Many reviewers have been happy to describe this movie as sensitive or daring or brave. In fact, it's just another piece of Hollywood exploitation, as timid and untruthful in its way as Philadelphia, and far more concerned with being a showcase for actors than with the truth of the story it purports to be championing.
Best Actor and Best Supporting Actor winners here were well deserved, but I think Best Picture would've been justified. I thought Jared Leto's portrayal of the transvestite was amazing, so convincing in terms of fragility and the frustration of being a woman in a man's body, in addition to all the little quirks of mannerism exhibited by effeminate men.
There is so much in this film for the budding film student to consider, it's an absolute treasure of essay worthy material. The single most important topic in the film for me is a man's right to choose alternative medicine as a legitimate treatment for disease, in this case the focus was AIDS, but could also be seen in the context of cancer or anything else.
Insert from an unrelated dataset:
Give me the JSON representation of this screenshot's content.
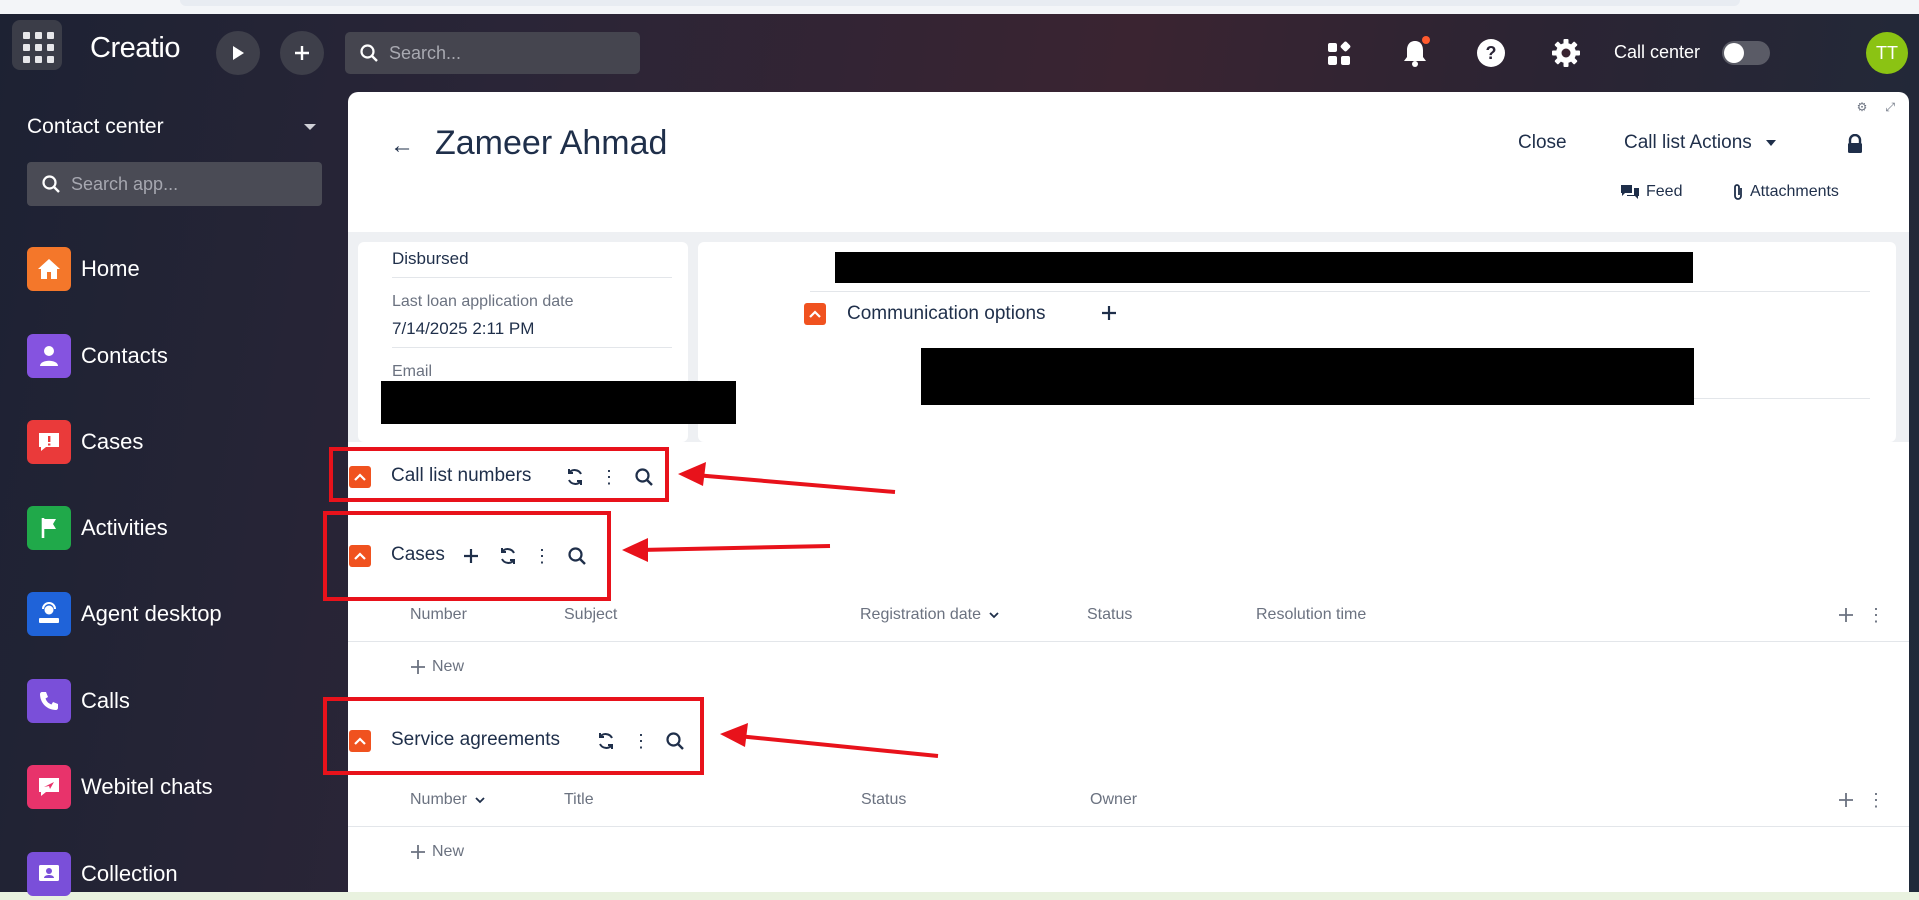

The ethics of big pharma is covered which is held in contrast to the ethics of the individual entrepreneur played brilliantly here by Matthew McConaughey. While the activities of big pharma are protected by law, the corruptive profit motive at the core of American industry is suggested in the film to be at odds with the public's best interests when McConaughey's entrepreneurial character offers a homeopathic alternative which appears to work. The authorities try everything in the book to put him out of business but the entrepreneurial spirit at the heart of his American Dream to challenge the pharmaceutical industry establishment refuses to concede defeat.
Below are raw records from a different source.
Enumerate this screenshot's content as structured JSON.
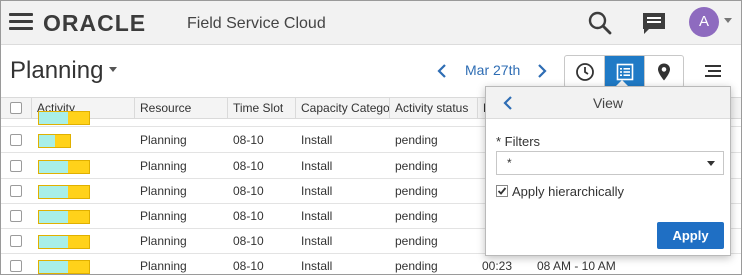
{
  "header": {
    "brand": "ORACLE",
    "app_title": "Field Service Cloud",
    "avatar_initial": "A",
    "avatar_color": "#8e6bbf"
  },
  "toolbar": {
    "page_title": "Planning",
    "date": "Mar 27th",
    "view_modes": [
      "clock-icon",
      "list-icon",
      "map-pin-icon"
    ],
    "active_view": "list-icon",
    "accent_color": "#1f7ac6"
  },
  "table": {
    "columns": [
      "Activity",
      "Resource",
      "Time Slot",
      "Capacity Catego",
      "Activity status",
      "E"
    ],
    "rows": [
      {
        "resource": "Planning",
        "time_slot": "08-10",
        "capacity": "Install",
        "status": "pending",
        "extra": "",
        "window": ""
      },
      {
        "resource": "Planning",
        "time_slot": "08-10",
        "capacity": "Install",
        "status": "pending",
        "extra": "",
        "window": ""
      },
      {
        "resource": "Planning",
        "time_slot": "08-10",
        "capacity": "Install",
        "status": "pending",
        "extra": "",
        "window": ""
      },
      {
        "resource": "Planning",
        "time_slot": "08-10",
        "capacity": "Install",
        "status": "pending",
        "extra": "",
        "window": ""
      },
      {
        "resource": "Planning",
        "time_slot": "08-10",
        "capacity": "Install",
        "status": "pending",
        "extra": "",
        "window": ""
      },
      {
        "resource": "Planning",
        "time_slot": "08-10",
        "capacity": "Install",
        "status": "pending",
        "extra": "00:23",
        "window": "08 AM - 10 AM"
      }
    ]
  },
  "view_panel": {
    "title": "View",
    "filters_label": "* Filters",
    "filters_value": "*",
    "apply_hierarchically_label": "Apply hierarchically",
    "apply_hierarchically_checked": true,
    "apply_button": "Apply"
  }
}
There is a sting in the tail however and I wont mention it here because it is a spoiler for those yet to see this movie. There is a lot more to this movie which includes bigotry, misogyny, homophobia, class struggle, to name but a few of society's least attractive characteristics. Dallas Buyer's Club is a huge dose of gritty realism we haven't seen for quite a while and a true story it appears. Go see it!
Matthew dies 7 years after being diagnosed HIV+. He lived the most after the news of HIV+ blood in his veins.
The fact that movie bears all along the reel time is that there is loneliness no matter how much sweetness Hollywood and POP songs and Ads and sitcoms and popular fiction and all coat the reality with, there are guys who go to bed alone wondering what went wrong and how feeling sad for oneself is gay. And this is what the film is about, the coldness because we expect a happy end, a lovely glossy life like walmart outlets and richness. People try to find passion, they trick themselves into thinking that probably if they get rich, their lives will get better they try to escape accepting that it is all illusion. It's just love which men seek to give and feel. Jared happens to play this thing in his character and he did a splendid job.